Ieri guardavo un dibattito serale in una trasmissione sportiva francese. Degli ex calciatori commentavano le vittorie del Lipsia e dell’Atalanta esaltando il valore del collettivo e celebrando un “nuovo modello di calcio totale” che presto avrebbe prevalso “sur le football des stars”.
“I grandi giocatori ormai sono delle imprese a tutti gli effetti. Ma questo non è calcio”.
Nulla da eccepire, se non che la loro insistenza palesava un odio malcelato verso la squadra che di fatto ha annichilito il campionato francese, il Paris Saint Germain. Dentro tifavano tutti per il Borussia Dortmund, ma non potevano darlo a vedere.
Quando gli è stato chiesto se i bergamaschi sarebbero potuti arrivare in fondo alla competizione, gli sguardi si sono fatti meno sicuri.
“Senza campioni è dura” ha bofonchiato qualcuno. Ma poi si è ripreso subito: “Questo non è quello che conta. Faranno sicuramente delle belle partite”.
Allora ho cambiato canale e ho guardato un documentario su Maradona.
I giocatori sono delle imprese. Questa frase continuava a girarmi nella testa mentre guardavo Diego dare degli schiaffetti ad un povero giornalista napoletano. Lo stava minacciando per qualcosa e non aveva proprio l’aria di scherzare.
Poi c’erano le feste di camorra, il bambino che non aveva riconosciuto, la fuga da Napoli, di notte come un ladro.
Allora ho capito. Avevo trovato la risposta ad una delle tante domande oziose del calcio contemporaneo: Messi o Ronaldo?
Maradona, tutta la vita.
Perché el Pibe de Oro ha fatto qualcosa che gli altri due non potranno mai permettersi. Ha rovinato tutto.
Essere un’impresa per un giocatore significa avere uno staff come quello di Ronaldo che soppesa ogni tuo singolo gesto. “Quando finiro’ di giocare diventero’ il numero uno degli imprenditori”, ha detto il portoghese. E a giudicare dagli alberghi e dai centri tricologici c’è da credergli.
“Messi parla sul campo. È un leader tecnico” dicono i compagni di lui. Che tradotto significa che fuori dal campo non è che dica cose molto interessanti e che i leader veri, quelli che fanno i discorsi nello spogliatoio, forse sono altri.

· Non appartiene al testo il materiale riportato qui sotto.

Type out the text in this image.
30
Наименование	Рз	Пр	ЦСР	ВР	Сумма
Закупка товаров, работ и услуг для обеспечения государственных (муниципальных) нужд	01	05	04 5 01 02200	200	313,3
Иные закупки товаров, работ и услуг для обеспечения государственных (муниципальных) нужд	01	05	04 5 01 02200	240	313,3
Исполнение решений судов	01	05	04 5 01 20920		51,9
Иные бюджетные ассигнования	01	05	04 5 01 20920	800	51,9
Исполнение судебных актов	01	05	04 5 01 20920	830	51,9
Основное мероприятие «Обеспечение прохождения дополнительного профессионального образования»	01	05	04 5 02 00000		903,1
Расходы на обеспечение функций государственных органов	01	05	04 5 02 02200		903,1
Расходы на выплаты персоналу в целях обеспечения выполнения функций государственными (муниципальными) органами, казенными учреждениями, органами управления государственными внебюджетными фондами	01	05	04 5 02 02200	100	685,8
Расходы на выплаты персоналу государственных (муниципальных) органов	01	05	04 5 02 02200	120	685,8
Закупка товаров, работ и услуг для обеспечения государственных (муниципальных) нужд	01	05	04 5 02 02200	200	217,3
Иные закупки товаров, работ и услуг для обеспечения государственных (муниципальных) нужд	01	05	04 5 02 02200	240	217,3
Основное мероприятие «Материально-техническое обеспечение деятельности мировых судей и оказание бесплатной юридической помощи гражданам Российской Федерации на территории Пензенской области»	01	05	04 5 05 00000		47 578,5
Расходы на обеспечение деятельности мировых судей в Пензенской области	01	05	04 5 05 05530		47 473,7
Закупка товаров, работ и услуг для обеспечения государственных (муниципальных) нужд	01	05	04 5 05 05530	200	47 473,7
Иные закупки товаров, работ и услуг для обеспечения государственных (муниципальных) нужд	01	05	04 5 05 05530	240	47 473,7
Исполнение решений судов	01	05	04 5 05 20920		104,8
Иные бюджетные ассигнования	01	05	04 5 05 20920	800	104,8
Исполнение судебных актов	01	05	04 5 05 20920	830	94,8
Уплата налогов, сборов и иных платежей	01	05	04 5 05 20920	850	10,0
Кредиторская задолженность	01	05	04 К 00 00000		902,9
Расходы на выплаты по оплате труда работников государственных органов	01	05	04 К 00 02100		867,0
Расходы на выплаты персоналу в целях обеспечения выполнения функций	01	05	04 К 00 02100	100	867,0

Non sto parlando dei giocatori più forti. Sto parlando dei miti. Di George Best, di Gilles Villeneuve. Di quegli sportivi che non tergiversano come Buffon o Valentino Rossi. Ma bruciano, si consumano, perché sanno che la caduta sarà inevitabile.
Se ti droghi fino al mercoledi’ e poi cerchi di ripulirti per la domenica i nemici non possono essere gli avversari. Loro semmai sono un’occasione, sono l’unica speranza di scomparire nel gioco. Perché in quel gioco puo’ succedere tutto, anche di vincere la guerra contro l’Argentina.
L’Atalanta è una squadra fantastica, che ci emoziona. Ma i grandi sportivi, quelli sono un’altra cosa ancora. Giocano come se vivessero, e in certi momenti non sapresti distinguerli, lo sport e la vita.
David Foster Wallace li descriveva così:
“Anche il tennis è un’impresa essenzialmente tragica. Non c’è differenza. Tranne che si ha l’opportunità di giocare”.